What are your favorite products that you use on yourself? You have so many to choose from, what’s jumped from your kit into your vanity?
I am a Huge fan of Tracie Martyn Skin Care, she's my favorite facialist and her and her partner make the most incredible line of organic skin care out there. They care so much about what they're making, it's truly inspirational, and I've been using her moisturizer and masks for years now.
NARS radiant creamy concealer is an all time go to. I literally have a panic attack if I don't have it in my kit or in my purse.... I don’t know how I would have survived motherhood without it.
References are wildly important in our jobs. It’s shorthand for communication, direction and inspiration. I know you do lots of research for your clients when they have a big event like the Oscar’s or the Met Gala. Who are some of your makeup idols or people that you consistently draw inspiration from?
I love references because I love doing project research, and that they can create a framework for a collaboration. I'm always finding inspiration, from other artists work, Topolino, Serge Lutens and Peter Phillips are three of my faves but also nature, paintings, photography, music; anything can spur an idea at anytime. It can be hard for me sometimes to reduce the noise down, like if a photographer says to me, "do whatever you want". Thats the worst thing you could say to me! My brain is way too messy for that! I like there to be rules set up so I can break them.
And lastly, what are your favorite products from Reed Clarke?

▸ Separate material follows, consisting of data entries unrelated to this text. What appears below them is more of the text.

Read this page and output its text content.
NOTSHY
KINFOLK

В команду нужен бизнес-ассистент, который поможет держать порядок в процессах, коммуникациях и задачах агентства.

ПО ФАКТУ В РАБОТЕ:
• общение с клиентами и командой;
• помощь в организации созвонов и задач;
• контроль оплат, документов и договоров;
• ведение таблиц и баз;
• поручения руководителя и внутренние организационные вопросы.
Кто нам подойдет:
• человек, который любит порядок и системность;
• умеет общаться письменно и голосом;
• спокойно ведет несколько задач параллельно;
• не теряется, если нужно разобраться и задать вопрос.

Sante Beauteye eye drops. You got me into these on a trip I took to Japan years ago and you told me I needed to try them. They are soothing and the bottle is beautiful, I have never have been without them since. I am also a big fan of Rituel de Fille Eye soot in Nightshade, and the Astraea eyelashes are beyond beyond beyond!

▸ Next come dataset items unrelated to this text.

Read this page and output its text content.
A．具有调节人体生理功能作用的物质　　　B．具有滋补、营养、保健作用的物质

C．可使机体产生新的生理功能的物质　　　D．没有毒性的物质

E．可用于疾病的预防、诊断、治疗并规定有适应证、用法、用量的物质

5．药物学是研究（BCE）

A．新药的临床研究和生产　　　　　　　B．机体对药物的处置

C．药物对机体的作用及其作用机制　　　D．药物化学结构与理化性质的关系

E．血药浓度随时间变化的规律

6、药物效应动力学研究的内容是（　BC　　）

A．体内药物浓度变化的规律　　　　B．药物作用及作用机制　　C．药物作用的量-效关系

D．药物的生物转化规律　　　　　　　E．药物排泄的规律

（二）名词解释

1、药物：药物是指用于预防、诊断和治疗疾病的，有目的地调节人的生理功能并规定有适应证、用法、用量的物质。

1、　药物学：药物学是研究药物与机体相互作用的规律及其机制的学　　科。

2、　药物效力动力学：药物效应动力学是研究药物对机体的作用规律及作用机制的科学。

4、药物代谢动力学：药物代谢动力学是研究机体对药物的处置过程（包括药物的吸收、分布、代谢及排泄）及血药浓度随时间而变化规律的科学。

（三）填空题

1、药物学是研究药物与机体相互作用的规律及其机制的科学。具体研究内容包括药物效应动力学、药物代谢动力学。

I love the tight knit community of beauty mavens we have out here in LA. I think it’s really special. When I lived in New York I very rarely socialized with other makeup artists, not because I didn’t want to, but because we rarely crossed paths. Out here in LA, we run into each other constantly at makeup events or press junkets or travel on press tours together. I also think that social media makes us closer…...We all get to spend time with one another which makes our community stronger and healthier and I just love it so much. I’m honored to know you and honored to call you a friend. Thank you for inspiring me Rachel, with your passion, your creativity and your joie de vivre.
I love our little artist community so much! I feel so lucky to have known you all these years Fi, I feel like our journey has many more chapters ahead and I can’t wait to share them with you!